I like to think I'm hip while I sip my double-latte.
But a conservative coffee proprietor in Crown Point, Indiana, is having none of it:
From the moment customers enter the front door, A Conservative Cafe is serving up caffeinated doctrine.That's too cool!
Ann Coulter books sit stacked by the fireplace and a picture of President Reagan hangs on the wall. Fox News plays on all the televisions and stock market quotes scroll along an electronic ticker above the cash register.
Behind the counter, owner Dave Beckham smiled proudly in a T-shirt with the face of Uncle Sam on it that read "Zip It Hippie."
The T-shirt is for sale at the cafe. So are others, including one with a peace sign that says "Peace Through Superior Firepower."
"It's a change from the traditional liberal bastion coffeehouses," Beckham said. "No one is going to bad-mouth America in here."
Friends warned Beckham to stay away from the conservative theme before the cafe opened in October 2007. The former art teacher came up with the idea about five years ago, he said, after souring on Starbucks and other high-end coffee chains.
He didn't like piped-in folk music, specialty drinks with faux-Italian names or patrons who frittered the hours away on laptops or listening to iPods.
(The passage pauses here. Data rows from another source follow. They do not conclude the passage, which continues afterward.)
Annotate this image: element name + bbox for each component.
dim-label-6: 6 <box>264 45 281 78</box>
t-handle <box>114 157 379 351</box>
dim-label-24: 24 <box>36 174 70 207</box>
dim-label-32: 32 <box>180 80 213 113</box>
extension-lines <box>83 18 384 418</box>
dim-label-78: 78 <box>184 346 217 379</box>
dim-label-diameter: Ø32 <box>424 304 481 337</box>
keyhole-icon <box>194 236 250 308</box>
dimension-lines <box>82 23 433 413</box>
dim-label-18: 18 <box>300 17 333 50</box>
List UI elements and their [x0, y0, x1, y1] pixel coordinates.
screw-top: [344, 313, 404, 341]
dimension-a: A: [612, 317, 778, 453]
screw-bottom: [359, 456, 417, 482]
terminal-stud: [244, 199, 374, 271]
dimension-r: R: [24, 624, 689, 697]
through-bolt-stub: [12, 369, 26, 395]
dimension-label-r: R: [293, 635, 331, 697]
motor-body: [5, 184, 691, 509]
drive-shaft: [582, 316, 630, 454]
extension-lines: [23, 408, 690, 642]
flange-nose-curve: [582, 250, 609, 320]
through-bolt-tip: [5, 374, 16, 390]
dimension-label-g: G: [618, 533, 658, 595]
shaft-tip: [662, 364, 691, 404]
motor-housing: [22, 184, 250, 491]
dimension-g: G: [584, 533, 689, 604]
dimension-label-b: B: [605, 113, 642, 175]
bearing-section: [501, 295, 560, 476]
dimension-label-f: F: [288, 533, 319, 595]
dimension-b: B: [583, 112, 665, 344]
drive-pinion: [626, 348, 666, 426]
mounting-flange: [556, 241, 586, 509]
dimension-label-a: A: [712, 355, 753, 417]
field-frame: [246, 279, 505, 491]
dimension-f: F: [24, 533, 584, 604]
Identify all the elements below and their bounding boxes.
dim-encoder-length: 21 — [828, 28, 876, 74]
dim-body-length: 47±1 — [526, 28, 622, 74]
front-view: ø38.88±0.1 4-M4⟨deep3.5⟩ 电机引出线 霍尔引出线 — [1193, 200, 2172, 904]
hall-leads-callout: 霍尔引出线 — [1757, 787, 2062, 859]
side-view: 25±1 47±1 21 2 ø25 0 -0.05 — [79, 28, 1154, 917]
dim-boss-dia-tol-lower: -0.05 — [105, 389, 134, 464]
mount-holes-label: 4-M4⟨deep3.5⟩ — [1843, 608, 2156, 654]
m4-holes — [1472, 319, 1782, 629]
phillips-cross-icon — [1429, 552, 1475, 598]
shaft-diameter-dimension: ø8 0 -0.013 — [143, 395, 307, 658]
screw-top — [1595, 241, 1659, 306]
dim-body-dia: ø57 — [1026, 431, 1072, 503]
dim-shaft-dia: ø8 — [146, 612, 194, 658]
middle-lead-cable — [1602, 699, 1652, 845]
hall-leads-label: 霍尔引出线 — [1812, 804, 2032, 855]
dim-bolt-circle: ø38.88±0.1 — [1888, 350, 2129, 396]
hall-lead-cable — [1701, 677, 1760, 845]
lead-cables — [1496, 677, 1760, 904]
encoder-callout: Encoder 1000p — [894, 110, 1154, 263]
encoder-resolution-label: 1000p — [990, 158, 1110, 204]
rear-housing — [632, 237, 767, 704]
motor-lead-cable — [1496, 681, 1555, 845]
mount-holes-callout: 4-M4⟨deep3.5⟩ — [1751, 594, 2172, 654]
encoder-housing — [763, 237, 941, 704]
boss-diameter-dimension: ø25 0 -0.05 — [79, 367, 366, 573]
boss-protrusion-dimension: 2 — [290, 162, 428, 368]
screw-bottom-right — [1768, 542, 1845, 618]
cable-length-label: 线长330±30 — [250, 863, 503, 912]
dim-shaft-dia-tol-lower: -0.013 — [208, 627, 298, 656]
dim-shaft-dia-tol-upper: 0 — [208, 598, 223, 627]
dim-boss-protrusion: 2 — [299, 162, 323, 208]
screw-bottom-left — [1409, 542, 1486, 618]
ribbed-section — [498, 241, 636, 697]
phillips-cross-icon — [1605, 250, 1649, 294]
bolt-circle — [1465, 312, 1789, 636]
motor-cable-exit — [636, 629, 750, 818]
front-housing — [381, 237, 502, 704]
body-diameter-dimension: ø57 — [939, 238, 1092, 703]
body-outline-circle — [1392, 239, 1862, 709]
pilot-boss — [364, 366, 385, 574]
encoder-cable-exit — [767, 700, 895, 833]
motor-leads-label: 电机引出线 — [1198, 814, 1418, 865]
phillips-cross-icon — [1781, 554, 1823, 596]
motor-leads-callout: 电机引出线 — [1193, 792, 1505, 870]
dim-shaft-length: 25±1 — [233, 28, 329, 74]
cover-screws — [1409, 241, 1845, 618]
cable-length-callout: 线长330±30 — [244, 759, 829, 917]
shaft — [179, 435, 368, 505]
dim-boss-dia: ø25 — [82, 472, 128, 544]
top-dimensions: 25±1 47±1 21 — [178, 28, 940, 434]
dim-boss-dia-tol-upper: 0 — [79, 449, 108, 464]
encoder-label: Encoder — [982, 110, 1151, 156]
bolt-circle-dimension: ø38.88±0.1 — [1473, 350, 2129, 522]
The atmosphere, he said, seemed an affront to Midwestern values he learned growing up in northwest Indiana.
"Coffee shouldn't be about sitting in a cafe for 12 hours," Beckham said. "Coffee gets us through our workday. It's what we drink before we make steel for the rest of the country or head out into the fields."
His disdain for the coffee chains coincided with his fear of an erosion in national pride, so Beckham made plans to build an old-fashioned java joint near the Crown Point town square.
There were two Starbucks within three miles of the shop's location, but Beckham and his wife, Jill, were convinced his pro-U.S. decor and Indiana-roasted coffee would strike a chord with the community.
About six months after Beckham opened for business, Starbucks announced plans to close one of its Crown Point locations. Since then, Beckham has begun pondering franchise opportunities for his cafe.
He acknowledged that Starbucks' downturn stemmed from a sagging economy and the company's massive growth, but he thought his success proved that some people were turned off by traditional coffeehouse culture.
Crown Point resident Matthew McPhee is one of them.
McPhee doesn't feel comfortable in trendier coffeehouses, where he often doesn't agree with the political conversations. He prefers Beckham's cafe, where red, white and blue bunting hangs outside the brick building and patrons can buy T-shirts emblazoned with the face of Reagan that read, "Silly liberal . . . Paychecks are for Workers."
"I like it here," he said. "I don't have to worry about listening to beatnik poetry or some political ideology that makes me want to vomit."
McPhee usually orders a radical right blend, the cafe's strongest roast. The other blends are conservative, moderate and liberal -- the latter of which Beckham described as a "Colombian decaf with no substance."